At least it would be great, if the version of GitLab, which created the backup-file, would be part of the filename. Otherwise I have to track each installation of an update of GitLab (and there are often updates, which is good). Like <timestamp>_gitlab_backup_<version>.tar.
@domnulnopcea We do not recommend upgrading straight across major versions. Your best bet is to take the path mentioned by @markglenfletcher. Be sure to take backups at each step so you can recover if something goes wrong. I don't anticipate any issues from 8.0 to 8.16 or 8.17, as we've been much more diligent about having solid migrations.
If you're using GitLab CE, be sure to migrate your CI data before you upgrade from 8.0 further.
The whole purpose of the update procedure it to easily take me from 6 to 9 for example...
We do not have time to update incrementally.
Are you going to offer this functionality?

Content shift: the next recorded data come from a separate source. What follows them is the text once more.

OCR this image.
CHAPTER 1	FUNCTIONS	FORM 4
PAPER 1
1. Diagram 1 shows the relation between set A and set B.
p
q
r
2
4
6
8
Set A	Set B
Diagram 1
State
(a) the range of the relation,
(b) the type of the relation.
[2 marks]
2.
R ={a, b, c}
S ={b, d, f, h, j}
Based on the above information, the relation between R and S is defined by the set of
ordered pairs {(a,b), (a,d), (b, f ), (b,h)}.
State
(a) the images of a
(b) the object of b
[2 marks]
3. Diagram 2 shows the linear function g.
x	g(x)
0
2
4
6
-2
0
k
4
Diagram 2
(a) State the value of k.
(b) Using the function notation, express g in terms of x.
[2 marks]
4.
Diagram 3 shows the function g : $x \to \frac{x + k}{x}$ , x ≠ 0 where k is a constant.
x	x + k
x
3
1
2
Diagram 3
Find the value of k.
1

@domnulnopcea As I mentioned in my last comment, you do not need to upgrade incrementally for each and ever minor release. You do need to upgrade from 6.x to 6.latest, 7.0 to 7.latest, 8.0 to latest. Even if we implemented what we're discussing here, we would not allow restoring from one major version to another. There are breaking changes in major releases and there is too much risk to allow this. I think it's acceptable to allow upgrades from a version like 8.0, which was released in the fall of 2015, to the latest 8.x version which will be released this month - that's a big timeline!
At least it would be great, if the version of GitLab, which created the backup-file, would be part of the filename. Otherwise I have to track each installation of an update of GitLab (and there are often updates, which is good). Like <timestamp>_gitlab_backup_<version>.tar.